Publicado no jornal Extra Classe, edição especial Jornada Nacional de Literatura. (Passo Fundo)

 

Computadores e livros disputam hoje o espaço nos quartos das crianças e dos adolescentes e isso tem servido de desculpa, muitas vezes, para justificar a falta de leitura entre os jovens. Mas o escritor e desenhista Ricardo Azevedo[1] não aceita tão facilmente essa justificativa. Isso porque a mesma geração que convive com a Internet e usa e abusa dos DVDs continua tendo emoções: teme a morte, se apaixona, tem que lidar com o outro, vive em busca do seu auto-conhecimento, gosta de carinho, não gosta de ser rejeitada. Também tem sexualidade (mesmo que virtual), tem conflitos éticos, é incoerente, sonha, cria utopias, sente prazer e dor física, detesta o caos, aprecia escutar uma boa história e, enfim, é uma geração composta de seres humanos. “E a literatura, através da ficção e da linguagem poética, é uma forma de interpretar e dar sentido à condição humana, seus assuntos e perplexidades”, diz Azevedo. Ele não vê, portanto, incompatibilidade entre tecnologia e literatura.

Se, no Brasil, os jovens não têm o hábito da leitura, as razões são outras, acredita o escritor. Como querer que os jovens se dediquem à literatura como hábito quando os adultos, inclusive professores, recomendam a leitura, porém não são leitores? “Refiro-me a um modelo escolar do fim do século 19 que optou por formar técnicos acríticos para ocupar postos de trabalho na indústria – basta ver o que o exame vestibular pretende avaliar –; à falta de bibliotecas e coisas assim”, acrescenta.

Azevedo lembra que, no Brasil, onde cerca de 80% da população pode ser considerada semi-analfabeta, a valorização apenas de uma literatura elitista, universitária, experimental, de “vanguarda”, exclusivista, feita para leitores altamente especializados, tende a ter um efeito nefasto.
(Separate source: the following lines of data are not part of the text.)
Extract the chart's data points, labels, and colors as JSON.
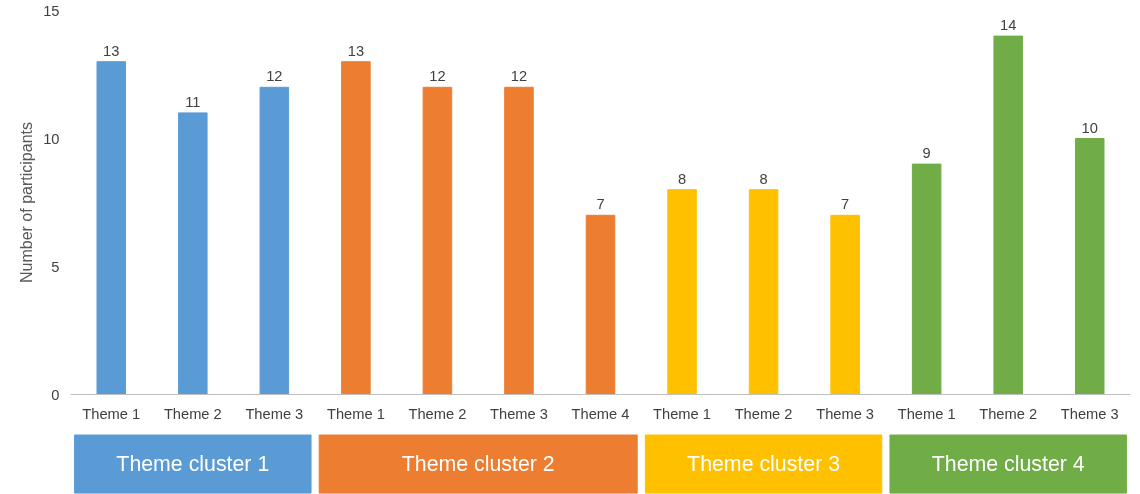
{
  "chart_data": {
    "type": "bar",
    "ylabel": "Number of participants",
    "categories": [
      "Theme 1",
      "Theme 2",
      "Theme 3",
      "Theme 1",
      "Theme 2",
      "Theme 3",
      "Theme 4",
      "Theme 1",
      "Theme 2",
      "Theme 3",
      "Theme 1",
      "Theme 2",
      "Theme 3"
    ],
    "series": [
      {
        "name": "Theme cluster 1",
        "color": "#5b9bd5",
        "values": [
          13,
          11,
          12,
          null,
          null,
          null,
          null,
          null,
          null,
          null,
          null,
          null,
          null
        ]
      },
      {
        "name": "Theme cluster 2",
        "color": "#ed7d31",
        "values": [
          null,
          null,
          null,
          13,
          12,
          12,
          7,
          null,
          null,
          null,
          null,
          null,
          null
        ]
      },
      {
        "name": "Theme cluster 3",
        "color": "#ffc000",
        "values": [
          null,
          null,
          null,
          null,
          null,
          null,
          null,
          8,
          8,
          7,
          null,
          null,
          null
        ]
      },
      {
        "name": "Theme cluster 4",
        "color": "#70ad47",
        "values": [
          null,
          null,
          null,
          null,
          null,
          null,
          null,
          null,
          null,
          null,
          9,
          14,
          10
        ]
      }
    ],
    "ylim": [
      0,
      15
    ],
    "yticks": [
      0,
      5,
      10,
      15
    ],
    "grid": false,
    "data_labels": true
  }
}
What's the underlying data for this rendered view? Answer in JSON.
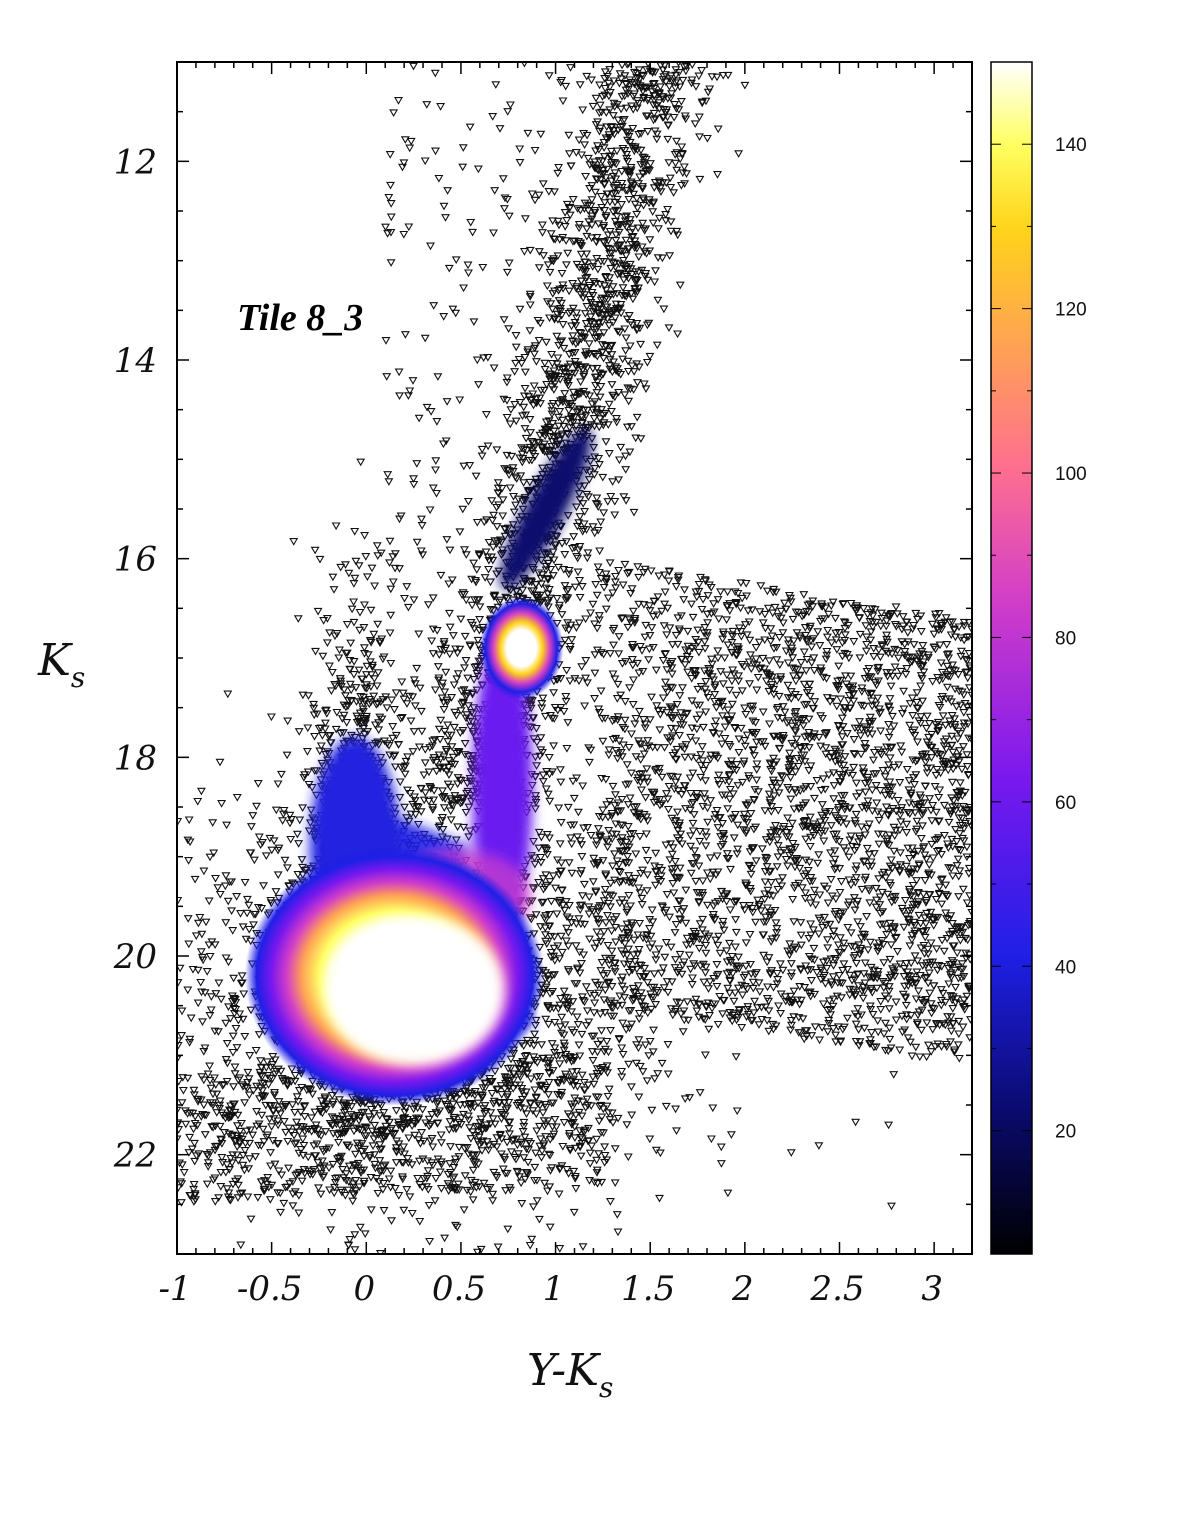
{
  "chart_data": {
    "type": "heatmap",
    "title": "",
    "annotation": "Tile 8_3",
    "xlabel": {
      "main": "Y-K",
      "sub": "s"
    },
    "ylabel": {
      "main": "K",
      "sub": "s"
    },
    "xlim": [
      -1.0,
      3.2
    ],
    "ylim": [
      23.0,
      11.0
    ],
    "y_inverted": true,
    "x_ticks": [
      -1,
      -0.5,
      0,
      0.5,
      1,
      1.5,
      2,
      2.5,
      3
    ],
    "x_tick_labels": [
      "-1",
      "-0.5",
      "0",
      "0.5",
      "1",
      "1.5",
      "2",
      "2.5",
      "3"
    ],
    "y_ticks": [
      12,
      14,
      16,
      18,
      20,
      22
    ],
    "y_tick_labels": [
      "12",
      "14",
      "16",
      "18",
      "20",
      "22"
    ],
    "colorbar": {
      "range": [
        5,
        150
      ],
      "ticks": [
        20,
        40,
        60,
        80,
        100,
        120,
        140
      ],
      "tick_labels": [
        "20",
        "40",
        "60",
        "80",
        "100",
        "120",
        "140"
      ],
      "colormap": [
        "#000000",
        "#0a0a6e",
        "#1f1fe6",
        "#7a18ee",
        "#d23ec8",
        "#ff6f8f",
        "#ffa155",
        "#ffd31a",
        "#ffff60",
        "#ffffff"
      ]
    },
    "point_marker": "down-triangle",
    "density_features": [
      {
        "name": "main sequence / turn-off",
        "x": 0.15,
        "y": 20.2,
        "peak": 150
      },
      {
        "name": "red clump",
        "x": 0.82,
        "y": 16.9,
        "peak": 150
      },
      {
        "name": "red giant branch",
        "x": [
          0.6,
          1.6
        ],
        "y": [
          18.6,
          11.0
        ]
      },
      {
        "name": "field scatter",
        "x": [
          1.2,
          3.2
        ],
        "y": [
          16.0,
          20.5
        ]
      }
    ]
  }
}
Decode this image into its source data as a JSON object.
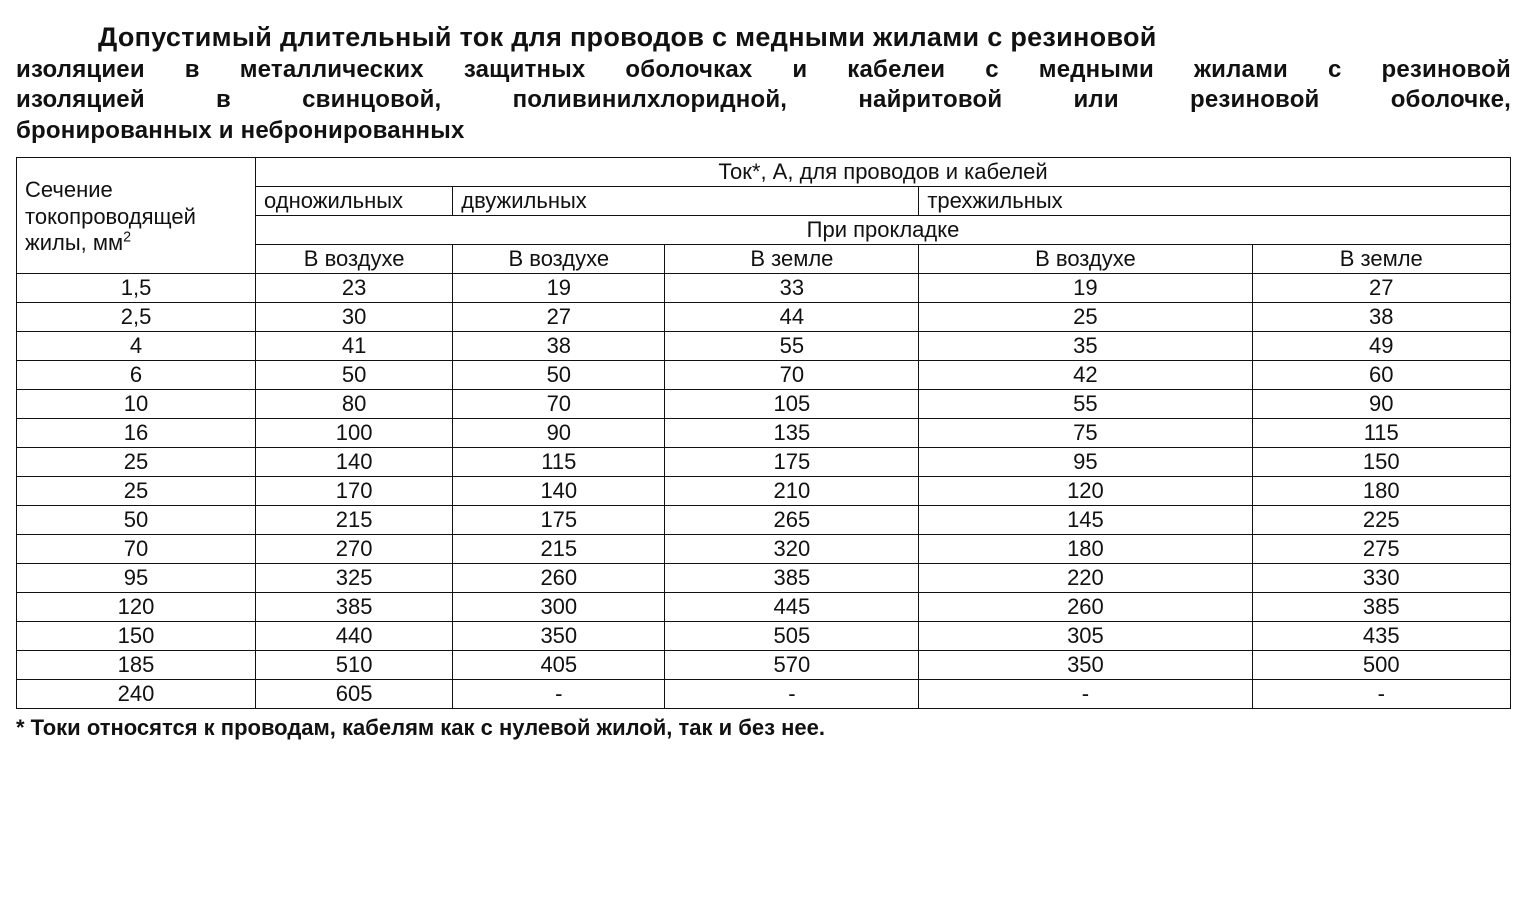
{
  "title": {
    "line1": "Допустимый  длительный  ток  для  проводов  с  медными  жилами  с  резиновой",
    "line2": "изоляциеи в металлических защитных оболочках и кабелеи с медными жилами с резиновой",
    "line3": "изоляцией в свинцовой, поливинилхлоридной, найритовой или резиновой оболочке,",
    "line4": "бронированных и небронированных"
  },
  "table": {
    "type": "table",
    "colWidthsPct": [
      16,
      13.2,
      14.2,
      17,
      22.3,
      17.3
    ],
    "border_color": "#111111",
    "background_color": "#ffffff",
    "text_color": "#111111",
    "font_family": "Arial",
    "font_size_pt": 16,
    "header": {
      "corner_prefix": "Сечение токопроводящей жилы, мм",
      "corner_sup": "2",
      "group_top": "Ток*, А, для проводов и кабелей",
      "group_single": "одножильных",
      "group_double": "двужильных",
      "group_triple": "трехжильных",
      "installation": "При прокладке",
      "air": "В воздухе",
      "ground": "В земле"
    },
    "columns": [
      "section",
      "oneAir",
      "twoAir",
      "twoGround",
      "threeAir",
      "threeGround"
    ],
    "rows": [
      [
        "1,5",
        "23",
        "19",
        "33",
        "19",
        "27"
      ],
      [
        "2,5",
        "30",
        "27",
        "44",
        "25",
        "38"
      ],
      [
        "4",
        "41",
        "38",
        "55",
        "35",
        "49"
      ],
      [
        "6",
        "50",
        "50",
        "70",
        "42",
        "60"
      ],
      [
        "10",
        "80",
        "70",
        "105",
        "55",
        "90"
      ],
      [
        "16",
        "100",
        "90",
        "135",
        "75",
        "115"
      ],
      [
        "25",
        "140",
        "115",
        "175",
        "95",
        "150"
      ],
      [
        "25",
        "170",
        "140",
        "210",
        "120",
        "180"
      ],
      [
        "50",
        "215",
        "175",
        "265",
        "145",
        "225"
      ],
      [
        "70",
        "270",
        "215",
        "320",
        "180",
        "275"
      ],
      [
        "95",
        "325",
        "260",
        "385",
        "220",
        "330"
      ],
      [
        "120",
        "385",
        "300",
        "445",
        "260",
        "385"
      ],
      [
        "150",
        "440",
        "350",
        "505",
        "305",
        "435"
      ],
      [
        "185",
        "510",
        "405",
        "570",
        "350",
        "500"
      ],
      [
        "240",
        "605",
        "-",
        "-",
        "-",
        "-"
      ]
    ]
  },
  "footnote": "* Токи относятся к проводам, кабелям как с нулевой жилой, так и без нее."
}
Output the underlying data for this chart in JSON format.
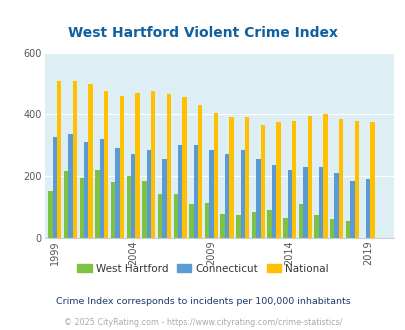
{
  "title": "West Hartford Violent Crime Index",
  "title_color": "#1060a0",
  "color_wh": "#7dc242",
  "color_ct": "#5b9bd5",
  "color_nat": "#ffc000",
  "plot_bg": "#ddeef5",
  "note_text": "Crime Index corresponds to incidents per 100,000 inhabitants",
  "note_color": "#1a3a6a",
  "copyright_text": "© 2025 CityRating.com - https://www.cityrating.com/crime-statistics/",
  "copyright_color": "#aaaaaa",
  "legend_labels": [
    "West Hartford",
    "Connecticut",
    "National"
  ],
  "xtick_years": [
    1999,
    2004,
    2009,
    2014,
    2019
  ],
  "ylim": [
    0,
    600
  ],
  "yticks": [
    0,
    200,
    400,
    600
  ],
  "years": [
    1999,
    2000,
    2001,
    2002,
    2003,
    2004,
    2005,
    2006,
    2007,
    2008,
    2009,
    2010,
    2011,
    2012,
    2013,
    2014,
    2015,
    2016,
    2017,
    2018,
    2019,
    2020
  ],
  "wh": [
    150,
    215,
    195,
    220,
    180,
    200,
    185,
    140,
    140,
    108,
    112,
    78,
    75,
    82,
    90,
    65,
    110,
    75,
    62,
    55,
    0,
    0
  ],
  "ct": [
    325,
    335,
    310,
    320,
    290,
    270,
    285,
    255,
    300,
    300,
    285,
    270,
    285,
    255,
    235,
    220,
    230,
    230,
    210,
    185,
    190,
    0
  ],
  "nat": [
    510,
    510,
    500,
    475,
    460,
    470,
    475,
    465,
    455,
    430,
    405,
    390,
    390,
    365,
    375,
    380,
    395,
    400,
    385,
    380,
    375,
    0
  ]
}
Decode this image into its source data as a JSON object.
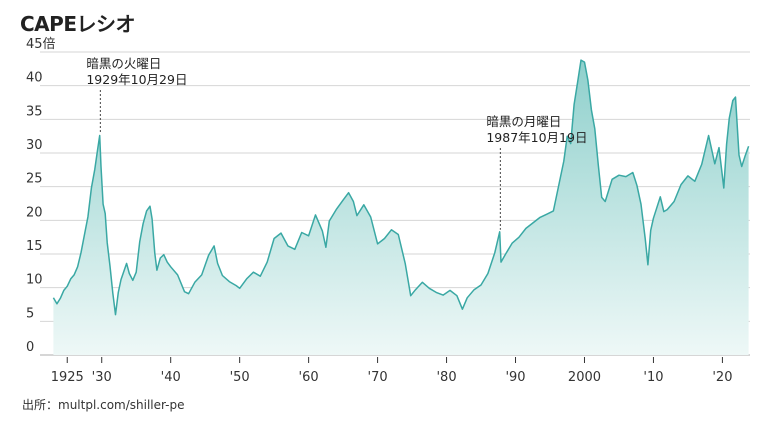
{
  "title": "CAPEレシオ",
  "source": "出所：multpl.com/shiller-pe",
  "chart_data": {
    "type": "area",
    "title": "CAPEレシオ",
    "ylabel": "",
    "ylim": [
      0,
      45
    ],
    "yticks": [
      0,
      5,
      10,
      15,
      20,
      25,
      30,
      35,
      40
    ],
    "ytick_top_label": "45倍",
    "xlim": [
      1922.5,
      2024
    ],
    "xticks": [
      {
        "value": 1925,
        "label": "1925"
      },
      {
        "value": 1930,
        "label": "'30"
      },
      {
        "value": 1940,
        "label": "'40"
      },
      {
        "value": 1950,
        "label": "'50"
      },
      {
        "value": 1960,
        "label": "'60"
      },
      {
        "value": 1970,
        "label": "'70"
      },
      {
        "value": 1980,
        "label": "'80"
      },
      {
        "value": 1990,
        "label": "'90"
      },
      {
        "value": 2000,
        "label": "2000"
      },
      {
        "value": 2010,
        "label": "'10"
      },
      {
        "value": 2020,
        "label": "'20"
      }
    ],
    "grid": true,
    "line_color": "#3aa8a4",
    "fill_color_top": "#8fd0cc",
    "fill_color_bottom": "#eef8f7",
    "annotations": [
      {
        "x": 1929.8,
        "y": 32.6,
        "line1": "暗黒の火曜日",
        "line2": "1929年10月29日"
      },
      {
        "x": 1987.8,
        "y": 18.3,
        "line1": "暗黒の月曜日",
        "line2": "1987年10月19日"
      }
    ],
    "series": [
      {
        "name": "CAPE",
        "x": [
          1923.0,
          1923.5,
          1924.0,
          1924.5,
          1925.0,
          1925.5,
          1926.0,
          1926.5,
          1927.0,
          1927.5,
          1928.0,
          1928.5,
          1929.0,
          1929.4,
          1929.7,
          1929.9,
          1930.2,
          1930.5,
          1930.8,
          1931.2,
          1931.6,
          1932.0,
          1932.4,
          1932.8,
          1933.2,
          1933.6,
          1934.0,
          1934.5,
          1935.0,
          1935.5,
          1936.0,
          1936.5,
          1937.0,
          1937.3,
          1937.7,
          1938.0,
          1938.5,
          1939.0,
          1939.5,
          1940.0,
          1941.0,
          1942.0,
          1942.6,
          1943.5,
          1944.5,
          1945.5,
          1946.3,
          1946.8,
          1947.5,
          1948.5,
          1949.5,
          1950.0,
          1951.0,
          1952.0,
          1953.0,
          1954.0,
          1955.0,
          1956.0,
          1957.0,
          1958.0,
          1959.0,
          1960.0,
          1961.0,
          1962.0,
          1962.5,
          1963.0,
          1964.0,
          1965.0,
          1965.8,
          1966.5,
          1967.0,
          1968.0,
          1969.0,
          1970.0,
          1971.0,
          1972.0,
          1973.0,
          1974.0,
          1974.8,
          1975.5,
          1976.5,
          1977.5,
          1978.5,
          1979.5,
          1980.5,
          1981.5,
          1982.3,
          1983.0,
          1984.0,
          1985.0,
          1986.0,
          1987.0,
          1987.7,
          1987.9,
          1988.5,
          1989.5,
          1990.5,
          1991.5,
          1992.5,
          1993.5,
          1994.5,
          1995.5,
          1996.5,
          1997.0,
          1997.5,
          1998.0,
          1998.5,
          1999.0,
          1999.5,
          2000.0,
          2000.5,
          2001.0,
          2001.5,
          2002.0,
          2002.5,
          2003.0,
          2004.0,
          2005.0,
          2006.0,
          2007.0,
          2007.6,
          2008.2,
          2008.8,
          2009.2,
          2009.6,
          2010.0,
          2011.0,
          2011.5,
          2012.0,
          2013.0,
          2014.0,
          2015.0,
          2016.0,
          2017.0,
          2018.0,
          2018.9,
          2019.5,
          2020.2,
          2020.6,
          2021.0,
          2021.5,
          2021.9,
          2022.4,
          2022.8,
          2023.3,
          2023.8
        ],
        "values": [
          8.5,
          7.6,
          8.4,
          9.6,
          10.2,
          11.3,
          11.9,
          13.1,
          15.2,
          17.9,
          20.5,
          24.8,
          27.6,
          30.5,
          32.6,
          28.0,
          22.4,
          21.0,
          16.7,
          13.2,
          9.2,
          6.0,
          9.3,
          11.2,
          12.4,
          13.6,
          12.1,
          11.1,
          12.3,
          16.8,
          19.5,
          21.4,
          22.1,
          20.2,
          15.1,
          12.6,
          14.4,
          14.9,
          13.8,
          13.1,
          11.9,
          9.4,
          9.1,
          10.8,
          11.9,
          14.8,
          16.2,
          13.6,
          11.8,
          10.9,
          10.3,
          9.9,
          11.3,
          12.3,
          11.7,
          13.8,
          17.3,
          18.1,
          16.2,
          15.7,
          18.2,
          17.7,
          20.8,
          18.4,
          16.0,
          19.9,
          21.6,
          23.0,
          24.1,
          22.8,
          20.7,
          22.3,
          20.5,
          16.5,
          17.3,
          18.6,
          17.9,
          13.6,
          8.8,
          9.7,
          10.8,
          9.9,
          9.3,
          8.9,
          9.6,
          8.8,
          6.8,
          8.5,
          9.7,
          10.4,
          12.1,
          15.2,
          18.3,
          13.8,
          14.9,
          16.6,
          17.5,
          18.8,
          19.6,
          20.4,
          20.9,
          21.4,
          26.3,
          28.8,
          32.5,
          31.4,
          37.2,
          40.5,
          43.8,
          43.5,
          40.8,
          36.4,
          33.6,
          28.2,
          23.4,
          22.8,
          26.1,
          26.7,
          26.5,
          27.1,
          25.2,
          22.4,
          17.3,
          13.4,
          18.5,
          20.3,
          23.5,
          21.3,
          21.6,
          22.8,
          25.3,
          26.6,
          25.8,
          28.3,
          32.6,
          28.4,
          30.8,
          24.8,
          31.3,
          35.2,
          37.8,
          38.3,
          29.7,
          28.0,
          29.6,
          31.0
        ]
      }
    ]
  }
}
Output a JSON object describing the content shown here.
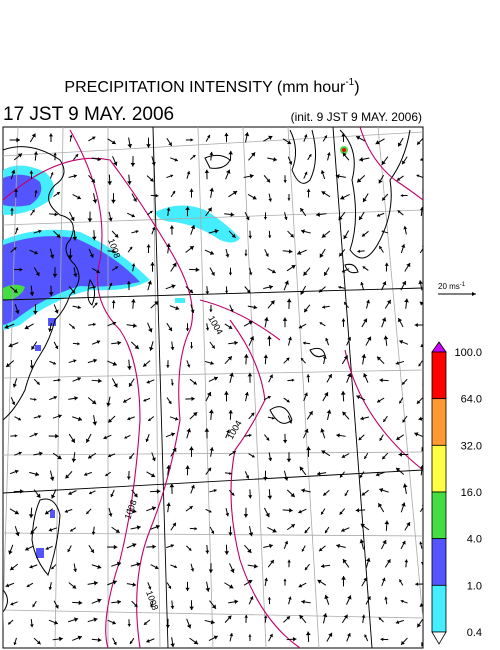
{
  "header": {
    "title": {
      "text": "PRECIPITATION INTENSITY (mm hour",
      "superscript": "-1",
      "suffix": ")"
    },
    "valid_time": "17 JST 9 MAY. 2006",
    "init_time": "(init. 9 JST 9 MAY. 2006)"
  },
  "wind_scale": {
    "text": "20 ms",
    "superscript": "-1"
  },
  "isobar_labels": [
    "1008",
    "1004",
    "1004",
    "1008",
    "1008"
  ],
  "colorbar": {
    "colors": [
      "#cc00ff",
      "#ff0000",
      "#ff9933",
      "#ffff44",
      "#44dd44",
      "#5555ff",
      "#44eeff",
      "#ffffff"
    ],
    "labels": [
      "100.0",
      "64.0",
      "32.0",
      "16.0",
      "4.0",
      "1.0",
      "0.4"
    ]
  }
}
O resultado pode ser a segregação da maioria quase absoluta da população, inclusive das pessoas de nível universitário sem uma cultura literária específica que, diante de textos especializados e intencionalmente complexos, por vezes autoproclamados “os melhores” ou “mais modernos”, chegam à conclusão que “não nasceram” para ler ou “não têm jeito” para a leitura.

Num país onde a cultura informal e a oralidade estão enraizados, a sugestão de Azevedo é incluir nos programas das escolas mais cultura popular, introduzindo o jovem leitor à leitura através dos contos populares, das quadras, das adivinhas, dos trava-línguas. “As escolas deveriam também recorrer à música popular”, observa. Comparar e identificar as características e as diferenças entre as poéticas de, por exemplo, Dorival Caymmi, Chico Buarque, Nelson Cavaquinho e Caetano Veloso, os procedimentos com a linguagem e os temas abordados por esses grandes autores, poderia ser uma riquíssima e prazerosa introdução à literatura. Depois disso, entrar em contato com a obra de Carlos Drummond de Andrade, João Cabral de Melo Neto, Murilo Mendes, Fernando Pessoa,  Ferreira Gullar ou Manoel de Barros seria muito mais fácil.

E como a maioria das crianças, quando entra na escola, já assistiu a muitos filmes e tem noção intuitiva da linguagem do cinema, ele propõe outras atividades criativas. Por que não comparar sistemática e programaticamente a linguagem cinematográfica com a literatura? “A meu ver, isso contribuiria muito para a formação não só de leitores e cinéfilos, mas também de cidadãos mais críticos e expressivos”, aposta Azevedo.

 

 

 



[1] Azevedo é autor de Pobre Corintiano Careca, Armazém do Folclore, Histórias folclóricas de medo e de quebranto, Um homem no sótão, Maria Gomes, Nossa rua tem problema, entre outros livros infanto-juvenis. É bacharel em Comunicação Visual pela Faculdade de Artes Plásticas da Fundação Álvares Penteado (FAAP), mestre e doutor em Letras pela Universidade de São Paulo.